Because I was born three years after the conclusion of World War II, I grew up with a lot of questions about the war and why it happened. My biggest question had to do with how any nation could embrace the hatred that resulted in the extermination of six million men, women and children. I received insight into the answer to my question in the autumn of 1965 when, at seventeen, I learned about the corruptibility of the human heart. My lesson began when an assignment was handed to me on a small piece of paper in Mrs. Story’s high school speech class: Debate ABORTION (against).
“Abortion?” I wondered to myself, “What the heck is abortion?”
Too embarrassed to ask anyone what it was, I made my way to the high school library that afternoon to find out. Back then, there were no books on the subject in our library, but I did manage to find several articles. As I began reading about abortion, I remember feeling sick inside at the thought of an innocent baby being killed like that. However, as I kept researching the subject I was assurred that when abortions were performed, there really was not a baby at all. According to the articles I read, there was “only a smattering of cells . . . a blood clot . . . certainly not a baby!” Besides, I learned as I read on, there was the life of the mother to consider . . . wasn’t her life far more important? Certainly I felt empathy for any woman caught up in an unwanted pregnancy that could potentially ruin her life!
I began to wonder how I was going to debate against this weighty topic; the pros certainly appeared to hold the upper hand with the voice of reason.
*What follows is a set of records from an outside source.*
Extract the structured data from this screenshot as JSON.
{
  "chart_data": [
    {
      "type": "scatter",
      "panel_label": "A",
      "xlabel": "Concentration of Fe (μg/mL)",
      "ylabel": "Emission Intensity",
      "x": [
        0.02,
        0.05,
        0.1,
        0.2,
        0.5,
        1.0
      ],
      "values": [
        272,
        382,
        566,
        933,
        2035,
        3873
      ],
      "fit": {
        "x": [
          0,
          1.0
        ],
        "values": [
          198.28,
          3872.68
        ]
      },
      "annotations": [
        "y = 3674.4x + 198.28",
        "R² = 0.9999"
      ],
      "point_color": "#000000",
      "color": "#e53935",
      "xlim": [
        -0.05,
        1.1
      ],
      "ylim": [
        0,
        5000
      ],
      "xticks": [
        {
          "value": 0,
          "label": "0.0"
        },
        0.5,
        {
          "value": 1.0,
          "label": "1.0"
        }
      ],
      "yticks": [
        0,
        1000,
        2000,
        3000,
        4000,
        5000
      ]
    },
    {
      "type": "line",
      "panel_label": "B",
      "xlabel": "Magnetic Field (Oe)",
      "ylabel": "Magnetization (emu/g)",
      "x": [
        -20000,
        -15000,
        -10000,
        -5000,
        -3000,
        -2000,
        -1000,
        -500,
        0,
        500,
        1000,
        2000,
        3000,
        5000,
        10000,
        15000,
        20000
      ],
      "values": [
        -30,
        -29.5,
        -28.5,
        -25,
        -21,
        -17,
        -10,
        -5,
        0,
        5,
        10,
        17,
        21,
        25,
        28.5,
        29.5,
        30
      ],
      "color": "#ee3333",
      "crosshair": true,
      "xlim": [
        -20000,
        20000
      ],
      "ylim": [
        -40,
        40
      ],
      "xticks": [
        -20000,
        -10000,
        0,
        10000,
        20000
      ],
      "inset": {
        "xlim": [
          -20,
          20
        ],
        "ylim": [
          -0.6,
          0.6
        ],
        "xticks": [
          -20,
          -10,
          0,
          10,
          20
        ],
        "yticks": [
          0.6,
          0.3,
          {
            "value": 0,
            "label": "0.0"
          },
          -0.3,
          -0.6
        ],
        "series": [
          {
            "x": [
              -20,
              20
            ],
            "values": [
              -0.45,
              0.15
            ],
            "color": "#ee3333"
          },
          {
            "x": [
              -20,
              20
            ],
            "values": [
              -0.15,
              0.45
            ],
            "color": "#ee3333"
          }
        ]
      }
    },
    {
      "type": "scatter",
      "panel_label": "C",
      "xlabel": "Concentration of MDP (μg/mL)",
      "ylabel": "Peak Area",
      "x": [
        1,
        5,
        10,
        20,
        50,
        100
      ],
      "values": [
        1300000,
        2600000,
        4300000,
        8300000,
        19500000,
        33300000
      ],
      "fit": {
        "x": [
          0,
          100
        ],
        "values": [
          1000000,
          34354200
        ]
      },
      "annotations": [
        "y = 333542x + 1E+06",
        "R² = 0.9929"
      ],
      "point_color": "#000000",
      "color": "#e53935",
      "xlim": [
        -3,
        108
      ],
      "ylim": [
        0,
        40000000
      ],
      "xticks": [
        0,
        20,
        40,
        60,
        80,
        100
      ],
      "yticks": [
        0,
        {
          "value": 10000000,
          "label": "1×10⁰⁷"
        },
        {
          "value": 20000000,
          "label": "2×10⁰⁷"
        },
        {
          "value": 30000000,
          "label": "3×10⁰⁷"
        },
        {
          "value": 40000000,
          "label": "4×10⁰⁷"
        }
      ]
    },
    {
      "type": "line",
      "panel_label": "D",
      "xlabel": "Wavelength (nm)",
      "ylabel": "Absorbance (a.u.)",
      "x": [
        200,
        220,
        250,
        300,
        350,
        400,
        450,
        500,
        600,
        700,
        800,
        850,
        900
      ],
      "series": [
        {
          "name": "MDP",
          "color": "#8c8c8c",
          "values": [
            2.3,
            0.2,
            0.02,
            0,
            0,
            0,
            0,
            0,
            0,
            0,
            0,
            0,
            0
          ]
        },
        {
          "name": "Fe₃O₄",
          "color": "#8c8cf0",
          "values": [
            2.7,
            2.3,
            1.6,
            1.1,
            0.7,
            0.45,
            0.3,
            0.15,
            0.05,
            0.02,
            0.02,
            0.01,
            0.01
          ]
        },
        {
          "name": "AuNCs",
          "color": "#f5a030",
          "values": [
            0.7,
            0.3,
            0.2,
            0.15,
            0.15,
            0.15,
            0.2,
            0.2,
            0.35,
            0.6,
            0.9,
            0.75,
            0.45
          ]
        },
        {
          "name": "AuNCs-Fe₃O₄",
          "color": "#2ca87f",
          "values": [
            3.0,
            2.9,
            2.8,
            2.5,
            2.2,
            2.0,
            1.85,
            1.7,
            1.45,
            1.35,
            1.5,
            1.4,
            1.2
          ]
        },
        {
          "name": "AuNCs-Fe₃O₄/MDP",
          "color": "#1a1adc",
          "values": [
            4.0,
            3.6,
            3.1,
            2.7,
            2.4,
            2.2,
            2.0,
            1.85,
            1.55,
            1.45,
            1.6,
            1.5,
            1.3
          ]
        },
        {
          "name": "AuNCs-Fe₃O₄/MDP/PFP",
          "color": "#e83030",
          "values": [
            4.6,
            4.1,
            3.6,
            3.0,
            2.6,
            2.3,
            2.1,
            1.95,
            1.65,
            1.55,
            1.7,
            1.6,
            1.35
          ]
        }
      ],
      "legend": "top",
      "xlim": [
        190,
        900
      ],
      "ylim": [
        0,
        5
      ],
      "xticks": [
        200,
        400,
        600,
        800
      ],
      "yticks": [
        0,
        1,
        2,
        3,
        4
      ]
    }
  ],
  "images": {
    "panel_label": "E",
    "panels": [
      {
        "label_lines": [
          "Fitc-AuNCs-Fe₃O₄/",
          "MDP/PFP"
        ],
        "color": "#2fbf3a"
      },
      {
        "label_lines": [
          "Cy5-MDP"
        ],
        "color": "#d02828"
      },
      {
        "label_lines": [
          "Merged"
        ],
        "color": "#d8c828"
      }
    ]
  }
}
I kept researching articles, increasingly depressed by the topic, until I read an interview with President John F. Kennedy on why he was against abortion. Because He was Catholic, I assumed his answer would be based on religious reasons . . . but that was not what he said. Instead, Kennedy explained that his conviction was based on a claim Adolph Hitler made about abortion and the hardened hearts of the German people. Apparently, Hitler wrote that when abortion was legalized in Germany, he knew he could get away with anything else he chose to do–sadly, history bears out Hitler’s assertion.*
I can still remember sitting in the library that day, realizing that the answer to my questions about the horrific slaughter of innocent people was linked to hardened hearts. It would be more than a decade before I came to understand that every human heart is prone to corruption–my own included. In fact, the Bible has a lot to say about how the heart is reflected by what we say and do. Jeremiah 17:9-10 declares:
“The heart is deceitful above all things and beyond cure.
Who can understand it?
‘I the Lord search the heart and examine the mind,
to reward each person according to their conduct,
according to what their deeds deserve.’”
In Luke 6:45 Jesus said,
“A good man brings good things out of the good stored up in his heart,
and an evil man brings evil things out of the evil stored up in his heart.
For the mouth speaks what the heart is full of.”
Fifty years later, I remember nothing about the actual debate that took place in my speech class. Since then medical technology has stripped away our naivety about abortion, but it does not seem to matter. It would seem that our “rights” reign supreme no matter what the cost to our own children. Over the past two decades, I have been profoundly touched in the Counseling Room, as women have poured out tears of regret, because the birthdays of those lost children were never to be celebrated. Instead, they speak of the ages their children would have been, had they not had an abortion.
I share my story with you, because I have never been able to find the interview with President Kennedy that touched me so deeply. Yet I write this not only about the tragedy of abortion, I write this during a time when each of us need to be examining our hearts as we respond to the masses of people who are fleeing for their lives because of the faith we share.
It is tempting to avoid watching the news, I confess there are times when I have done that. However, I was grateful when I saw this video by Samaritan’s Purse two nights ago: to see families . . . young . . . old . . . and every age in-between, desperate enough to leave their homes, climb into those flimsy rubber boats in the hope of finding somewhere safe to start over. It struck me then, that to ignore the problem, tempting though it may be, requires that I (we) harden our hearts.
But God calls us not to hide in times such as these,
but to be looking for opportunities to be large-hearted
in helping where we can with our prayers,
our finances or whatever else God provides us to offer.
The wisdom of the Apostle John speaks to the responsibilities Christians bear in such challenging times as these:
“This is how we know what love is: Jesus Christ laid down His life for us.
And we ought to lay down our lives for our brothers and sisters.
If anyone has material possessions and sees a brother or sister in need
but has no pity on them, how can the love of God be in that person?
Dear children, let us not love with words or speech but with actions and in truth.”
I John 3:16-18
All to His Glory!
*President Kennedy knew what he was talking about. A serious student of history–particularly political history— he wrote his senior thesis at Harvard on what was later titled and published as, Why England Slept. His second book, Profiles in Courage (focuses on eight American Senators whom Kennedy particularly esteemed for their political and moral courage) won a Pulitzer Prize for history in 1957. To read a good synopsis on both books, you will find The John F. Kennedy Presidential Library and Museum site helpful.
It’s so true, Kathie. I spent many years believing the delusion. It wasn’t until I gave my life to Christ and started understanding His heart, and the truth about abortion and the beginning of life, that my view changed. My heart breaks over and over again for this issue.